The life of the famous Cicero (well-known for many reasons, none of which I will go into here because a) I am trying to let go of the latent frustration which the man’s speech writing inspires in me, and b) this book deals with them. In close detail.) is told by his slave/scribe, Tiro. However, his dramatic experiences with the triumvirate (Lepidus, Antony and Octavian) and ultimate death on their orders do NOT feature, and the novel focuses mainly on his legendary speeches against Verres and Catiline.
♥ Never before have I found Caesar quite so attractive, and I suspect this has everything to do with the fact that we are presented with his charisma, his charm, and his magnetism…but never an image of his face.*
♥ I loved the small but nonetheless theatrical appearance of Publius Clodius Pulcher as the foppish lawyer prosecuting Catiline. The carefully arranged floppiness of his locks and permanent cloud of perfume that he takes so much care to preserve belie the reality that this was the man who would eventually pass the laws forcing Cicero into exile, assault him physically in the street, and set fire to his brother’s house. Cheeky.
The Big Scoop:
I struggle with historical fiction in general, just because I like to know FOR CERTAIN whether something is true or not, for otherwise I cannot help but get hopelessly bogged down in the dramatised version. And guess what? From defining myself as a Classics student who has made an academic decision not to like Cicero as a man or writer, I can now declare have swung over to the other side to an embarrassing degree. The brain of this man, his courage, his extreme stubborness! His wit, his paternal pride, even the peculiarly romantic relationship he has with his wife: all these are brought to life in a manner most extraordinary and in vain have I struggled. It will not do. These feelings will not be repressed. (Top tip: when at a loss for words, quote Austen. You may not make any friends that way, but hey, you’ll fill all the awkward silences at dinner parties.)

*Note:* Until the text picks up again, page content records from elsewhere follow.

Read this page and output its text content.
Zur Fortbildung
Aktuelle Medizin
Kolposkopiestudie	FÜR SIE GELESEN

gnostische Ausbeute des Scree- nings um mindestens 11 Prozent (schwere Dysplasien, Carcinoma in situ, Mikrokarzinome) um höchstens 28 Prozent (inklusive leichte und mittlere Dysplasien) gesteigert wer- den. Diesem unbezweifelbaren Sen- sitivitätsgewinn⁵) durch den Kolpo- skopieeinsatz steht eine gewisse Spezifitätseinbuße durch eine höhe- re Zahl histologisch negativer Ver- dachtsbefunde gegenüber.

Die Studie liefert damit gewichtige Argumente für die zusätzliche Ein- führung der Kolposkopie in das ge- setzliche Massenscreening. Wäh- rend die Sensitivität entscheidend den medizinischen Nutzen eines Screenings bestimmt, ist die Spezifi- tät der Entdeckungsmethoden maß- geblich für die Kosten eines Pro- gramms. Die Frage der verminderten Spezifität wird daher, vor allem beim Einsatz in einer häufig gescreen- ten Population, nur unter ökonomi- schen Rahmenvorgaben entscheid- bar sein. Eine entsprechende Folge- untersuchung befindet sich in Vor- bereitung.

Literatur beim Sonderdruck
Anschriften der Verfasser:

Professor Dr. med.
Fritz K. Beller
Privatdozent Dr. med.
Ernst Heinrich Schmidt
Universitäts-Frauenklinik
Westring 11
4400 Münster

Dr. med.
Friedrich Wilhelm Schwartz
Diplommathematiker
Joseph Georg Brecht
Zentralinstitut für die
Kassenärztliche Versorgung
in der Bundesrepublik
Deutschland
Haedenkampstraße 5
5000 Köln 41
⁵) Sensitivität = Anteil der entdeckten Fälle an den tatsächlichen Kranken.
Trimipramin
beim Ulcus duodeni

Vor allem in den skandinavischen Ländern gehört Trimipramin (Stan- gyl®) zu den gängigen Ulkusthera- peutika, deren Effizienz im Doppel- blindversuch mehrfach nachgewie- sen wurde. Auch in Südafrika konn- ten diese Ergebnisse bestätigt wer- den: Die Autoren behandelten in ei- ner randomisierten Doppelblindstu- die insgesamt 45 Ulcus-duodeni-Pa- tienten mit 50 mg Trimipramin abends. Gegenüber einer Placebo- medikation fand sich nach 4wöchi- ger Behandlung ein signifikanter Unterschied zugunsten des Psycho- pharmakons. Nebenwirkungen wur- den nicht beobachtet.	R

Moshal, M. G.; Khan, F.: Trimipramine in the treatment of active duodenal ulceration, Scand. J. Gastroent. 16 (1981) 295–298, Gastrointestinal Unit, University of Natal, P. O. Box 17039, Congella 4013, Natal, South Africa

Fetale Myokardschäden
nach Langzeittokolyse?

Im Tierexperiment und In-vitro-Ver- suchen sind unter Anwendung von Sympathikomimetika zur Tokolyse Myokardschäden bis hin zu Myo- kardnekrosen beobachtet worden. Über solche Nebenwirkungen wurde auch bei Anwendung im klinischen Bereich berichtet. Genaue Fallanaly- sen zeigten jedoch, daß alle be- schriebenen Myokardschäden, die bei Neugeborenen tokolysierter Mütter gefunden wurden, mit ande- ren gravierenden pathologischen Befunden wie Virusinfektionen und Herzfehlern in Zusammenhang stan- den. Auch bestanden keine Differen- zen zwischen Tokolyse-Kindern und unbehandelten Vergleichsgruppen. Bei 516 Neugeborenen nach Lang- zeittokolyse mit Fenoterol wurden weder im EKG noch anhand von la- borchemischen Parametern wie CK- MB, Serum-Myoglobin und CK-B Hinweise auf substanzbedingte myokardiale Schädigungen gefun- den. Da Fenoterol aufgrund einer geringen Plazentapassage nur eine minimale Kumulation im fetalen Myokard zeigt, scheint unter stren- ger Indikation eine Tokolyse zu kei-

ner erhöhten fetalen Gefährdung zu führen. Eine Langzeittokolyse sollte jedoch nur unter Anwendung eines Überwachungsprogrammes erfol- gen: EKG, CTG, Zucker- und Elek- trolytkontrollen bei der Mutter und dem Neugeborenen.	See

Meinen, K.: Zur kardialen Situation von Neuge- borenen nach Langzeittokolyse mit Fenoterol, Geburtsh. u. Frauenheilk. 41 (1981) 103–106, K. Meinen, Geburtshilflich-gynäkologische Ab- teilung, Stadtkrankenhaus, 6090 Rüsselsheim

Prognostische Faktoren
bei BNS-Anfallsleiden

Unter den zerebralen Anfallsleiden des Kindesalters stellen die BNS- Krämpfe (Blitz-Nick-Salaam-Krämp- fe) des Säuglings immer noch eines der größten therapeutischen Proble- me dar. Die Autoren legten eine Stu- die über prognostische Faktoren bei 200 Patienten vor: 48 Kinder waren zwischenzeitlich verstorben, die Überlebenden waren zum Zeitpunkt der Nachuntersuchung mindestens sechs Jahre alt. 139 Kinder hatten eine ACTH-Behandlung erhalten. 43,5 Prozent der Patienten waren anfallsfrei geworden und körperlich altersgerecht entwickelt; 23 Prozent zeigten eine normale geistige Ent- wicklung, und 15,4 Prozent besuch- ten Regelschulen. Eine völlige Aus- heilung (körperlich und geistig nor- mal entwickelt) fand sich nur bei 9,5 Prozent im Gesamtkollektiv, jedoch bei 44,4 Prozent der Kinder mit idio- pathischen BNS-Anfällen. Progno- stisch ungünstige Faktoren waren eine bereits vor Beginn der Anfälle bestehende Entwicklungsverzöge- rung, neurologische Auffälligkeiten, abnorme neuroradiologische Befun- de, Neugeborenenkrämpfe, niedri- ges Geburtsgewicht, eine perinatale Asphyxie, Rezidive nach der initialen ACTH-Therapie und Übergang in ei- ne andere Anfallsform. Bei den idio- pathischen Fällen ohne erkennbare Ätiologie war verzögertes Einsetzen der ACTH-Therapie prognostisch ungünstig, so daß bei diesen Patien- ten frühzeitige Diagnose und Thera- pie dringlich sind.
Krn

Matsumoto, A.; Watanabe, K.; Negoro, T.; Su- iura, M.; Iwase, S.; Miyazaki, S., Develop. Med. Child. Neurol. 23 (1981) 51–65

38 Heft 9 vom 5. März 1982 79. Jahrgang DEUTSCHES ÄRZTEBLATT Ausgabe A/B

Now here is the problem: where does the real Cicero end and this fictional one begin? According to Harris (and other, slightly more contemporary, sources), Tiro did actually write a biography of Cicero’s life, and he says that everything he described could have happened…and that’s where that phrase I have swiftly learned to loathe when it comes to history vaults into smug position: “Sadly, we’ll never know”.

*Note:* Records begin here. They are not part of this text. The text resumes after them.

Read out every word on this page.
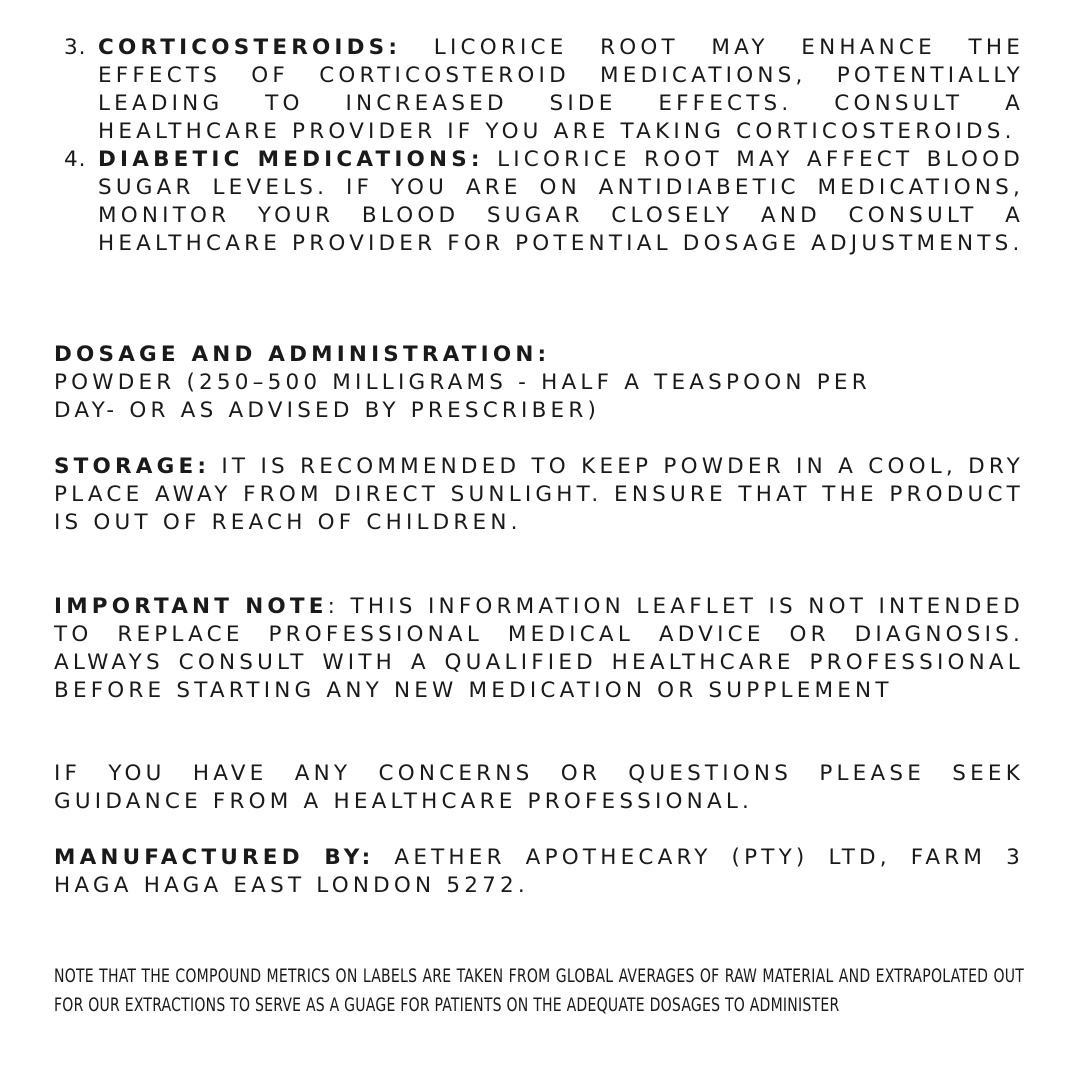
3. CORTICOSTEROIDS: LICORICE ROOT MAY ENHANCE THE EFFECTS OF CORTICOSTEROID MEDICATIONS, POTENTIALLY LEADING TO INCREASED SIDE EFFECTS. CONSULT A HEALTHCARE PROVIDER IF YOU ARE TAKING CORTICOSTEROIDS.

4. DIABETIC MEDICATIONS: LICORICE ROOT MAY AFFECT BLOOD SUGAR LEVELS. IF YOU ARE ON ANTIDIABETIC MEDICATIONS, MONITOR YOUR BLOOD SUGAR CLOSELY AND CONSULT A HEALTHCARE PROVIDER FOR POTENTIAL DOSAGE ADJUSTMENTS.

DOSAGE AND ADMINISTRATION:

POWDER (250–500 MILLIGRAMS - HALF A TEASPOON PER

DAY- OR AS ADVISED BY PRESCRIBER)

STORAGE: IT IS RECOMMENDED TO KEEP POWDER IN A COOL, DRY PLACE AWAY FROM DIRECT SUNLIGHT. ENSURE THAT THE PRODUCT IS OUT OF REACH OF CHILDREN.

IMPORTANT NOTE: THIS INFORMATION LEAFLET IS NOT INTENDED TO REPLACE PROFESSIONAL MEDICAL ADVICE OR DIAGNOSIS. ALWAYS CONSULT WITH A QUALIFIED HEALTHCARE PROFESSIONAL BEFORE STARTING ANY NEW MEDICATION OR SUPPLEMENT

IF YOU HAVE ANY CONCERNS OR QUESTIONS PLEASE SEEK GUIDANCE FROM A HEALTHCARE PROFESSIONAL.

MANUFACTURED BY: AETHER APOTHECARY (PTY) LTD, FARM 3 HAGA HAGA EAST LONDON 5272.

NOTE THAT THE COMPOUND METRICS ON LABELS ARE TAKEN FROM GLOBAL AVERAGES OF RAW MATERIAL AND EXTRAPOLATED OUT FOR OUR EXTRACTIONS TO SERVE AS A GUAGE FOR PATIENTS ON THE ADEQUATE DOSAGES TO ADMINISTER
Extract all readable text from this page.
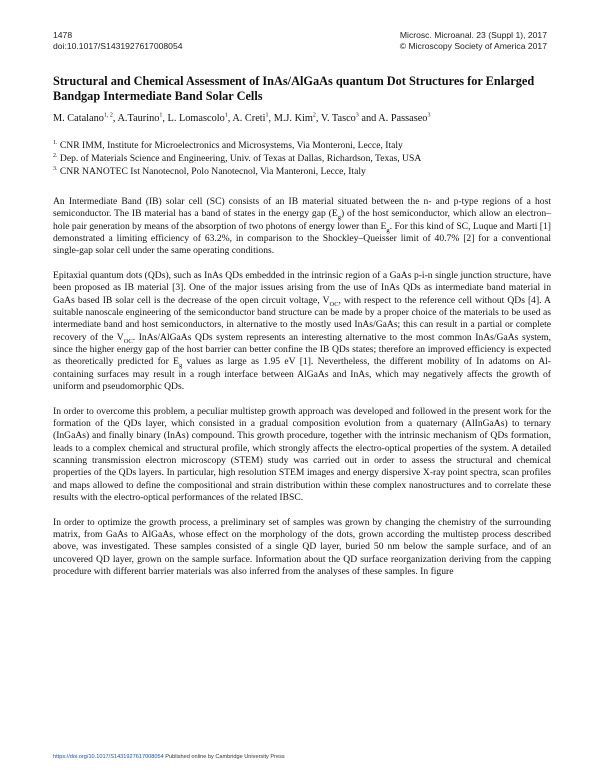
1478
doi:10.1017/S1431927617008054
Microsc. Microanal. 23 (Suppl 1), 2017
© Microscopy Society of America 2017
Structural and Chemical Assessment of InAs/AlGaAs quantum Dot Structures for Enlarged Bandgap Intermediate Band Solar Cells
M. Catalano$^{1, 2}$, A.Taurino$^1$, L. Lomascolo$^1$, A. Creti$^1$, M.J. Kim$^2$, V. Tasco$^3$ and A. Passaseo$^3$
$^{1.}$ CNR IMM, Institute for Microelectronics and Microsystems, Via Monteroni, Lecce, Italy
$^{2.}$ Dep. of Materials Science and Engineering, Univ. of Texas at Dallas, Richardson, Texas, USA
$^{3.}$ CNR NANOTEC Ist Nanotecnol, Polo Nanotecnol, Via Manteroni, Lecce, Italy

An Intermediate Band (IB) solar cell (SC) consists of an IB material situated between the n- and p-type regions of a host semiconductor. The IB material has a band of states in the energy gap $(E_g)$ of the host semiconductor, which allow an electron–hole pair generation by means of the absorption of two photons of energy lower than $E_g$. For this kind of SC, Luque and Marti [1] demonstrated a limiting efficiency of 63.2%, in comparison to the Shockley–Queisser limit of 40.7% [2] for a conventional single-gap solar cell under the same operating conditions.

Epitaxial quantum dots (QDs), such as InAs QDs embedded in the intrinsic region of a GaAs p-i-n single junction structure, have been proposed as IB material [3]. One of the major issues arising from the use of InAs QDs as intermediate band material in GaAs based IB solar cell is the decrease of the open circuit voltage, $V_{OC}$, with respect to the reference cell without QDs [4]. A suitable nanoscale engineering of the semiconductor band structure can be made by a proper choice of the materials to be used as intermediate band and host semiconductors, in alternative to the mostly used InAs/GaAs; this can result in a partial or complete recovery of the $V_{OC}$. InAs/AlGaAs QDs system represents an interesting alternative to the most common InAs/GaAs system, since the higher energy gap of the host barrier can better confine the IB QDs states; therefore an improved efficiency is expected as theoretically predicted for $E_g$ values as large as 1.95 eV [1]. Nevertheless, the different mobility of In adatoms on Al-containing surfaces may result in a rough interface between AlGaAs and InAs, which may negatively affects the growth of uniform and pseudomorphic QDs.

In order to overcome this problem, a peculiar multistep growth approach was developed and followed in the present work for the formation of the QDs layer, which consisted in a gradual composition evolution from a quaternary (AlInGaAs) to ternary (InGaAs) and finally binary (InAs) compound. This growth procedure, together with the intrinsic mechanism of QDs formation, leads to a complex chemical and structural profile, which strongly affects the electro-optical properties of the system. A detailed scanning transmission electron microscopy (STEM) study was carried out in order to assess the structural and chemical properties of the QDs layers. In particular, high resolution STEM images and energy dispersive X-ray point spectra, scan profiles and maps allowed to define the compositional and strain distribution within these complex nanostructures and to correlate these results with the electro-optical performances of the related IBSC.

In order to optimize the growth process, a preliminary set of samples was grown by changing the chemistry of the surrounding matrix, from GaAs to AlGaAs, whose effect on the morphology of the dots, grown according the multistep process described above, was investigated. These samples consisted of a single QD layer, buried 50 nm below the sample surface, and of an uncovered QD layer, grown on the sample surface. Information about the QD surface reorganization deriving from the capping procedure with different barrier materials was also inferred from the analyses of these samples. In figure

https://doi.org/10.1017/S1431927617008054 Published online by Cambridge University Press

In any case, we must press on with the key ANALYSIS OF THE BOOK, and dwell no longer on thinking seriously about which pyjamas Cicero would wear. Or was that just me?** A standout highlight was the presentation of these ancient men as, well, just men. Cicero and Crassus are described as not being able to stand one another for no reason other than there are sometimes those people with whom you simply cannot get along. Hortensius (rival lawyer bigshot) and Cicero hate each other with that curious mixture of respect and antipathy that stems from the equality of competing intellects. Cicero himself –as you might have gathered from the long list of all these people he dislikes– is hardly angel, or even a very good man, acting predominantly for his own self-interest in most respects. Indeed, he is almost convinced to act as the defence lawyer for Catiline, the deplorable villain whom he so vilifies in a later speech. However, the final triumph of ousting the planned agrarian laws –and this climactic finale must have done a world of good for restoring the public interest in land reform bills– that comprise the latest plot of Crassus and co. serves to bind the forces of Cicero and the aristocrats who despise him in a veeery tentatively hopeful ending. Aww.
(I mean the next two books in the trilogy will almost certainly shatter this illusion of contentment permanently, but for now I can live in peace.)
Oh, come on. It’s actually a bit mortifying that the only two books I have thus far given 10/10 –for that is the score with which I must grace this fine-feathered friend– both dwell on life in Ancient Rome. I suppose that Classics geek side must be bigger than I thought.
* EDIT: Because I take my blog v v seriously, I have to verify every statement I make with the help of the interweb. As you can see here, some nifty research on Google begs to differ with the implication that a young Caesar was bald and/or ugly.
** Turns out the interweb has some limitations, and the answer to this question is that omnipresent “Sadly, we’ll never know”. I’m thinking either a nightshirt and matching cap, or possibly something subtler. (The camel would have Hortensius’ face, naturally.)